Moreover, such variety in the clinical manifestations of the p.Arg373Cys variant may actually reflect different stages of the disease. It has recently been reported that the phenotype associated with PROM1 was actually cone–rod dystrophy not only in the recessive inheritance mode but also in the dominant mode. In contrast to the recessive variants associated with severe peripheral retinal degeneration, the dominant missense p.Arg373Cys variant in PROM1 was associated with a milder predominant central cone phenotype. In this case series study, the ERG results of three individuals with the heterozygous variant revealed that the phenotype associated with the p.Arg373Cys variant was manifested as peripheral rod involvement and was consistent with fundus pigmentary changes. Additionally, peripheral pigment deposits were more obvious in the oldest patients than in the younger affected individuals from the same family. It is hypothesized that peripheral pigmentary changes may not be obvious in the early stage of the disease and are usually observed in the late stage. We are eager to test this hypothesis through follow-up studies of the individuals with the variant. Inherited retinal dystrophy is a leading cause of blindness worldwide, and careful description of multiple families with these specific variants is necessary to enhance our understanding of the disease. The possible specific phenotype associated with the most common heterozygous variant delineated in our study enriches the genotype–phenotype correlations of the PROM1 gene, refines clinical diagnostics, and guides possible future gene therapy.

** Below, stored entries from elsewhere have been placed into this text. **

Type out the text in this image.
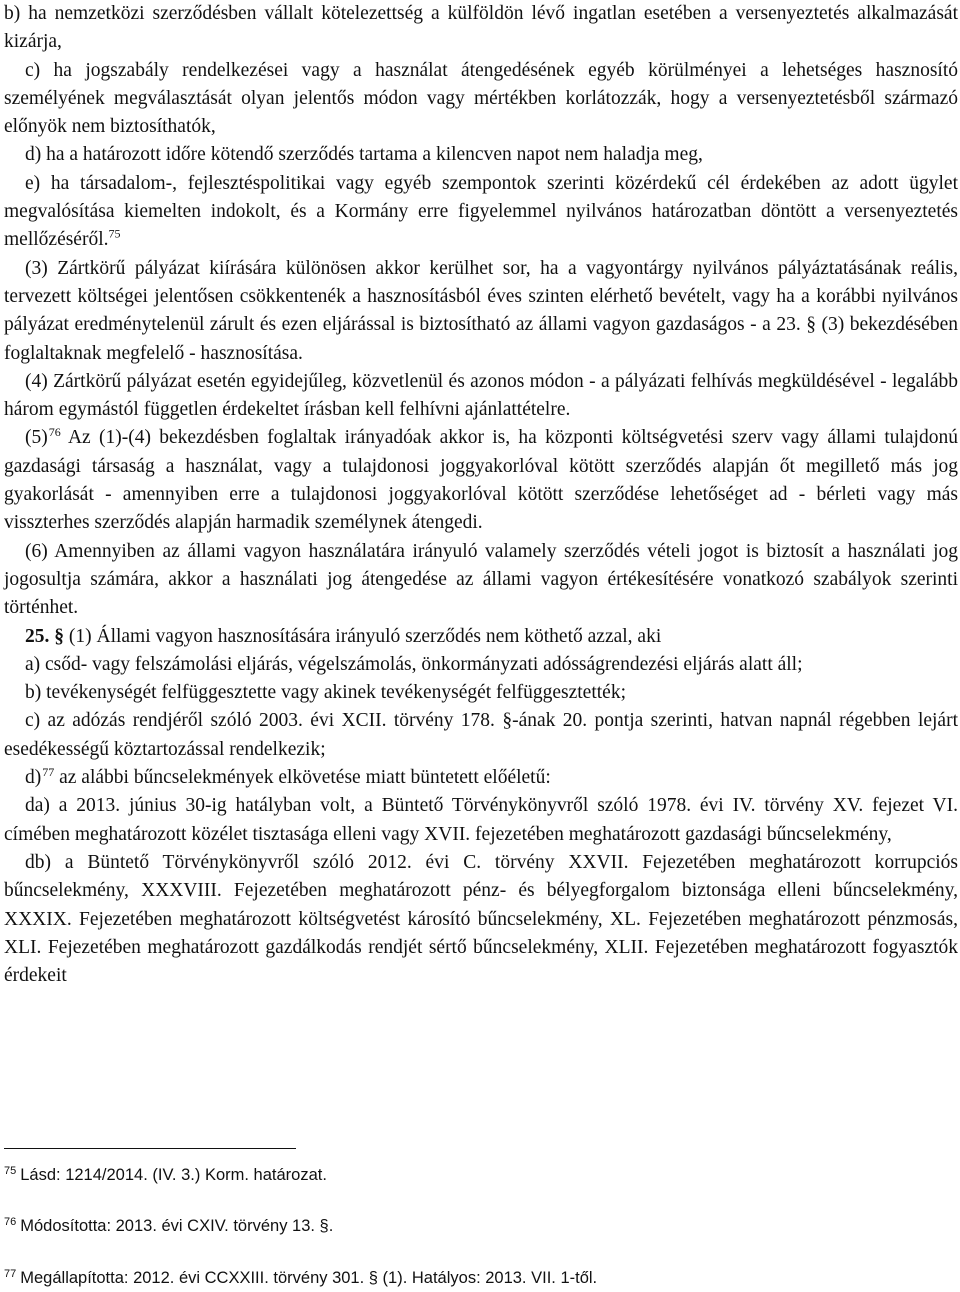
b) ha nemzetközi szerződésben vállalt kötelezettség a külföldön lévő ingatlan esetében a versenyeztetés alkalmazását kizárja,

c) ha jogszabály rendelkezései vagy a használat átengedésének egyéb körülményei a lehetséges hasznosító személyének megválasztását olyan jelentős módon vagy mértékben korlátozzák, hogy a versenyeztetésből származó előnyök nem biztosíthatók,

d) ha a határozott időre kötendő szerződés tartama a kilencven napot nem haladja meg,

e) ha társadalom-, fejlesztéspolitikai vagy egyéb szempontok szerinti közérdekű cél érdekében az adott ügylet megvalósítása kiemelten indokolt, és a Kormány erre figyelemmel nyilvános határozatban döntött a versenyeztetés mellőzéséről.$^{75}$

(3) Zártkörű pályázat kiírására különösen akkor kerülhet sor, ha a vagyontárgy nyilvános pályáztatásának reális, tervezett költségei jelentősen csökkentenék a hasznosításból éves szinten elérhető bevételt, vagy ha a korábbi nyilvános pályázat eredménytelenül zárult és ezen eljárással is biztosítható az állami vagyon gazdaságos - a 23. § (3) bekezdésében foglaltaknak megfelelő - hasznosítása.

(4) Zártkörű pályázat esetén egyidejűleg, közvetlenül és azonos módon - a pályázati felhívás megküldésével - legalább három egymástól független érdekeltet írásban kell felhívni ajánlattételre.

$(5)^{76}$ Az (1)-(4) bekezdésben foglaltak irányadóak akkor is, ha központi költségvetési szerv vagy állami tulajdonú gazdasági társaság a használat, vagy a tulajdonosi joggyakorlóval kötött szerződés alapján őt megillető más jog gyakorlását - amennyiben erre a tulajdonosi joggyakorlóval kötött szerződése lehetőséget ad - bérleti vagy más visszterhes szerződés alapján harmadik személynek átengedi.

(6) Amennyiben az állami vagyon használatára irányuló valamely szerződés vételi jogot is biztosít a használati jog jogosultja számára, akkor a használati jog átengedése az állami vagyon értékesítésére vonatkozó szabályok szerinti történhet.

25. § (1) Állami vagyon hasznosítására irányuló szerződés nem köthető azzal, aki

a) csőd- vagy felszámolási eljárás, végelszámolás, önkormányzati adósságrendezési eljárás alatt áll;

b) tevékenységét felfüggesztette vagy akinek tevékenységét felfüggesztették;

c) az adózás rendjéről szóló 2003. évi XCII. törvény 178. §-ának 20. pontja szerinti, hatvan napnál régebben lejárt esedékességű köztartozással rendelkezik;

d)$^{77}$ az alábbi bűncselekmények elkövetése miatt büntetett előéletű:

da) a 2013. június 30-ig hatályban volt, a Büntető Törvénykönyvről szóló 1978. évi IV. törvény XV. fejezet VI. címében meghatározott közélet tisztasága elleni vagy XVII. fejezetében meghatározott gazdasági bűncselekmény,

db) a Büntető Törvénykönyvről szóló 2012. évi C. törvény XXVII. Fejezetében meghatározott korrupciós bűncselekmény, XXXVIII. Fejezetében meghatározott pénz- és bélyegforgalom biztonsága elleni bűncselekmény, XXXIX. Fejezetében meghatározott költségvetést károsító bűncselekmény, XL. Fejezetében meghatározott pénzmosás, XLI. Fejezetében meghatározott gazdálkodás rendjét sértő bűncselekmény, XLII. Fejezetében meghatározott fogyasztók érdekeit

$^{75}$ Lásd: 1214/2014. (IV. 3.) Korm. határozat.
$^{76}$ Módosította: 2013. évi CXIV. törvény 13. §.
$^{77}$ Megállapította: 2012. évi CCXXIII. törvény 301. § (1). Hatályos: 2013. VII. 1-től.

Unlike the recessive variants in PROM1, which exert a loss-of-function effect and lead to the absence of the protein, the dominant p.Arg373Cys variant may be associated with a milder phenotype due to a dominant negative effect of the missense variant. Currently, lentivirus-based therapy has been used for ABCA4-associated Stargardt disease, and gene replacement and augmentation therapy using subretinal injections of adeno-associated virus vectors has been applied in RPE65-associated dystrophies. Subretinal delivery of adeno-associated viral vector treatment was applied in the recessive PROM1 variants associated with retinal degeneration and rescued the phonotype at an early stage. For the gain-of-function dominant variants in PROM1, a gene-editing therapy such as the CRISPR/Cas9 system is expected to address these variants soon.

Conclusions

A common phenotype of Chinese patients with the PROM1 variant p.Arg373Cys was identified: severe macular involvement with peripheral bone-spicule degeneration. Overall evaluation of our data together with previously published data suggests that some of the various phenotypes associated with this variant might be related to different stages of the same disease, but it is also possible that different populations manifest different phenotypes. We highlight the importance of reporting changes in the peripheral retina that can go unnoticed. It will be interesting to assess whether these findings are replicated in future studies.